Inside a Mountain-Bike Shoe

What's going on inside a top-level MTB cleat? We dissected this $380 model to find out.

1. FIT

Mountain Bike Shoe

To pull every watt of power out of your legs, your shoe needs to fit perfectly (slop = wasted energy). Four plastic pieces like this one (at the heel, instep, arch, and little toe) are heat-molded to your foot at the bike shop for a custom fit.

It looks like a piece of your lunch bag, but this is actually a thin strip of fiberglass that maintains the shape of the heel. Unlike pre-formed heel cups, the fiberglass doesn't stretch out—the main reason most shoes need replacement.

The carbon-fiber outsole reduces weight over typical nylon outsoles by up to 25 percent, while stiffening the shoe for greater power. The drawback? The material is also twice the cost: about $152 per pair.

Most shoe tongues are just floppy fabric. These Band-Aid-like strips of PVC plastic give the M310's tongue an arch that matches the shape of your foot, adding both comfort and a touch of power-enhancing rigidity.

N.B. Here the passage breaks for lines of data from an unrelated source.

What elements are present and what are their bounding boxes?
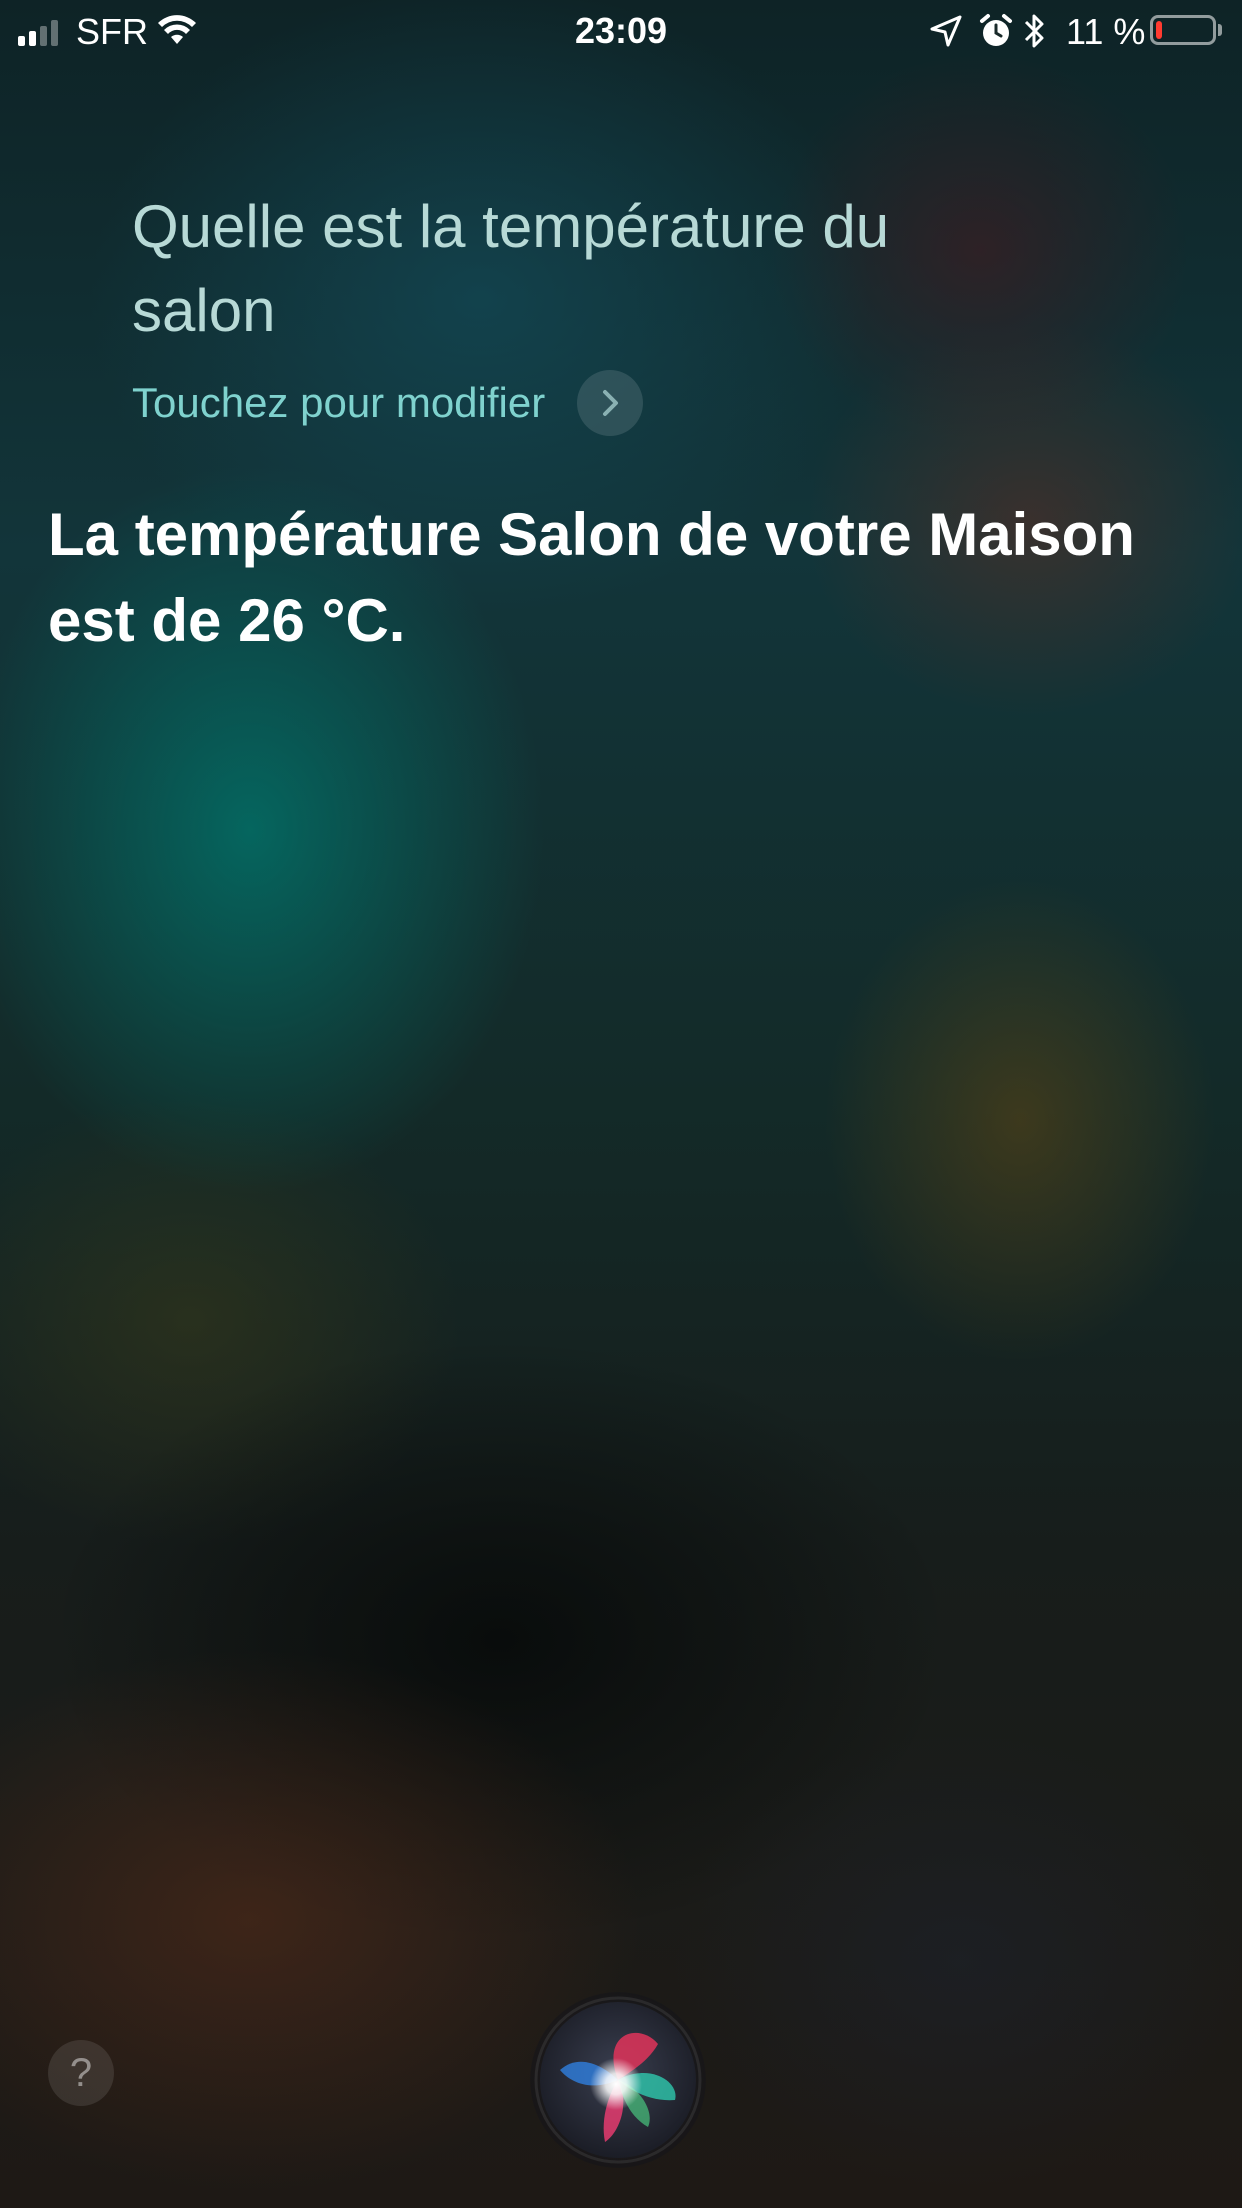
battery-percent: 11 %	[1066, 11, 1146, 52]
help-label: ?	[69, 2050, 93, 2095]
tap-to-edit-label[interactable]: Touchez pour modifier	[132, 379, 545, 427]
siri-orb-icon[interactable]	[530, 1992, 706, 2168]
bluetooth-icon	[1024, 14, 1044, 48]
siri-answer-text: La température Salon de votre Maison est…	[48, 501, 1135, 654]
siri-query-text[interactable]: Quelle est la température du salon	[132, 185, 1032, 353]
question-icon[interactable]: ?	[48, 2040, 114, 2106]
battery-icon	[1150, 15, 1216, 45]
chevron-right-icon[interactable]	[577, 370, 644, 436]
alarm-icon	[980, 14, 1012, 46]
location-icon	[930, 15, 962, 47]
status-bar: SFR 23:09 11 %	[0, 0, 1242, 62]
tap-to-edit-row[interactable]: Touchez pour modifier	[132, 370, 644, 436]
battery-tip	[1218, 24, 1222, 36]
clock: 23:09	[574, 10, 668, 51]
battery-level	[1156, 21, 1162, 39]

Party mustache? Nope. This piece of high-density foam in the heel conforms to foot contours for a blister-free fit, but springs back to its original shape afterwards, losing only5 percent of its puff over the life of the shoe.

The number-one way you lose power? Heel slip. This tacky, metal-infused polyester, placed at the back of the shoe, is textured like a cat's tongue—smooth in one direction, grippy in the other—and helps lock your foot in place.

A wishbone-shaped piece of mesh wraps the pieces of thermomoldable plastic in the heel to keep the foam from being scorch­ed by the 200-degree temperatures it will be subjected to during a custom fitting.